Eastern Cardiothoracic Surgical Society

Transverse Rectus Abdominis Flap in Pneumonectomy for Chronic Pulmonary Aspergillosis
Audrey C. Pendleton, Vadim Pisarenko, Jody Kaban, Jacobi Medical Center, Bronx, NY

OBJECTIVE: We report two cases of patients with chronic pulmonary aspergillosis (CPA) who were managed with pneumonectomy and TRAM flap.

METHODS: Case One: A 43 year old man with a history of treated tuberculosis and CPA for which he received a course of Itraconazole. He presented with hemoptysis. Chest CT revealed left lung reduced volume with parenchymal destruction. He underwent a left pneumonectomy with a latissimus dorsi and transverse rectus abdominis myocutaneous (TRAM) flap. The patient experienced no complications and was discharged. Case Two: A 49 yr old woman with a history of treated tuberculosis, aspergilloma and CPA, extensive scarring, who underwent pneumonectomy and TRAM flap, course complicated by flap edema, which ultimately resolved.

RESULTS: Surgical resection is the mainstay of treatment when there is extensive parenchymal destruction in CPA but is associated with postoperative morbidity, especially in patients who require pneumonectomy since empty thoracic space predisposes them to recurrent infections.

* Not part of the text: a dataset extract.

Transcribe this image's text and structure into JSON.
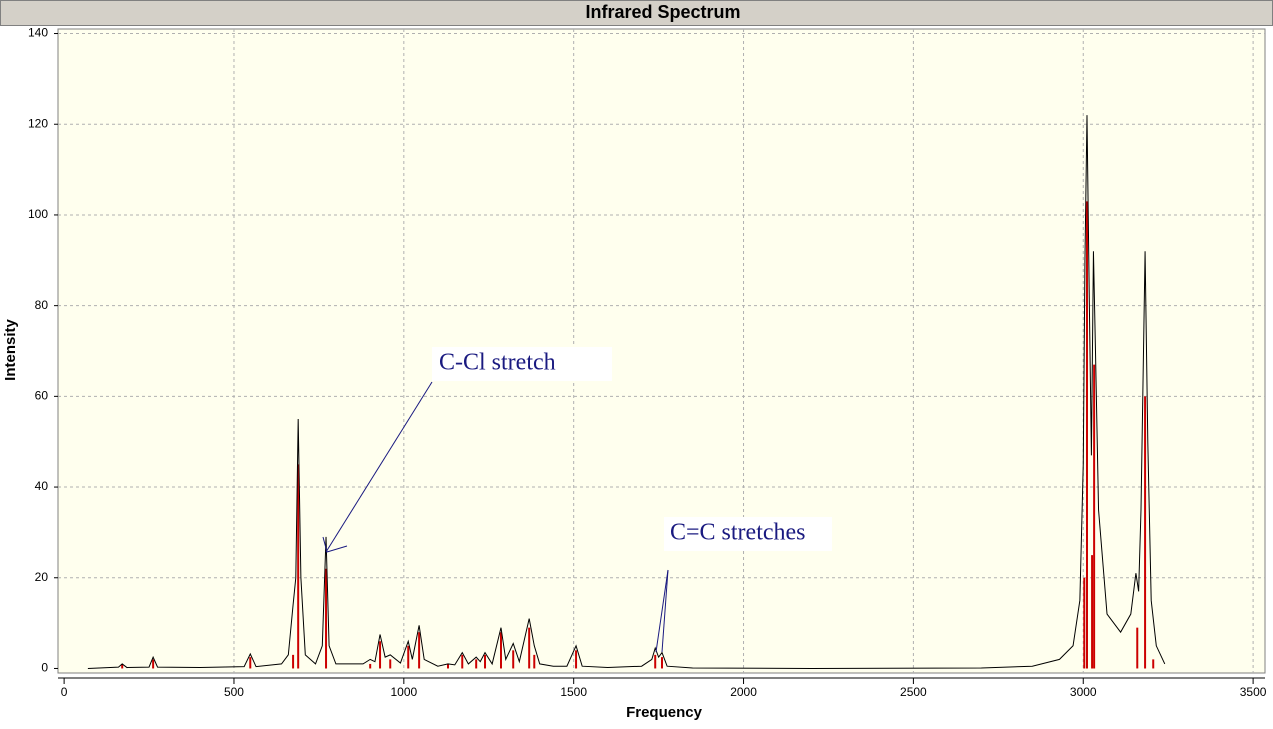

Several approaches are described to address this issue. One is thoracoplasty with a breast implant. While this fills the cavity, it leaves a foreign body in a previously infected area, risking recurrent infection. Another method uses the pectoralis major or trapezius muscle as the flap. This also eliminates the empty space but risks chest wall deformity. Our approach with TRAM flap obliterates the empty hemithorax, decreasing the risk of chest wall deformities and recurrence.

CONCLUSIONS: TRAM flap augments the structural integrity of chest wall using native tissue while obliterating the empty space and reducing the risk of infection after pneumonectomy for aspergillosis.